Model for the formation of coral skeleton or other calcium carbonate marine biomineral. Divalent cations, mostly Ca²⁺ but also, Mg²⁺, and Sr²⁺ ions are represented as blue dots at all stages of biomineral crystal formation, which takes place in five steps (i–v) as described in the text. The carbonate ions –CO₃²⁻, which originate from within the LT, are represented by green dots here. LT separates seawater from the growing biomineral; thus, as long as the animal is alive, the biomineral is not exposed to seawater and will not dissolve, even at low pH. Abiotic overgrowth is also excluded. Seawater is endocytosed (in the upper left) into vesicles and enriched in carbonate ions, and therefore, ACC-H₂O and anhydrous ACC precursors are precipitated and stabilized in these vesicles. The vesicles are transported to the side of the tissue in immediate contact with the growing biomineral surface, and their ACC content is exocytosed there. After a day or so, all of the ACC transforms into CCC. CCC is aragonite in coral or nacre and calcite in foraminifera or sea urchin spines, spicules, or teeth.

Fig. S7.

Energy landscapes in the tissue and the CoCs (A) and in the coral skeleton (B). These phases are progressively more stable and thus, energetically downhill (32, 33). (A) In the tissue, both barriers are high; thus, both ACC-H₂O and ACC are long-lived. (B) In the coral skeleton, the first is high, and the second low; thus, once deposited in the skeleton, ACC-H₂O is long-lived, and ACC is short-lived.

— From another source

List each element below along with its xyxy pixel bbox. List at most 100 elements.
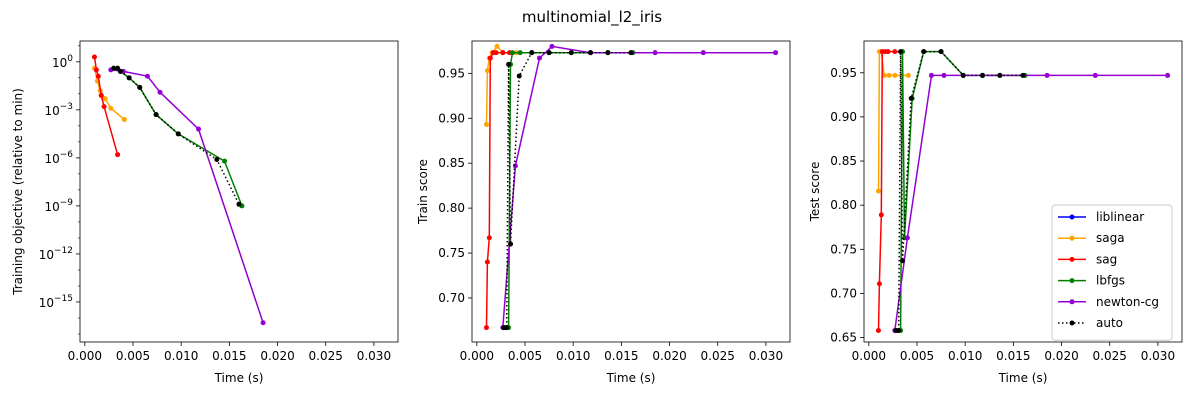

This is deduced from the fact that in the skeleton we find many red pixels (R), many blue pixels (B), and mostly magenta (M = R + B) where the two coexist. In the skeleton we infrequently find green pixels, hence ACC is short-lived, and the activation barrier between ACC and aragonite must be lower than that between ACC-H₂O and ACC.

Fig. S8.

Comparison of RGB and RGBY maps from details of the regions in Figs. 1 and 2, the only ones that contain any pAra phase. Both maps were obtained analyzing each pixel with a linear combination of all four components, but in RGB and RGBY maps, only three or all four of them are displayed, respectively. Notice that, in the RGB maps, there are no Y pixels (Upper) or nearly no Y pixels (Lower), which if present, would result from R + G = Y. Thus, the presence of Y pixels in the RGBY map can unambiguously be interpreted as pAra.

Fig. S9.

Column 1 shows the RGBY maps for each of Figs. 1–4, and columns 2–5 show the separate R, G, B, and Y, respectively. Each of the separate maps shows the spatial distribution of R, G, B, and Y pixels on a grayscale from 0 to 255, corresponding to black (0), and pure R, G, B, or Y to white (255), respectively. Table 1 shows the numeric data on these maps.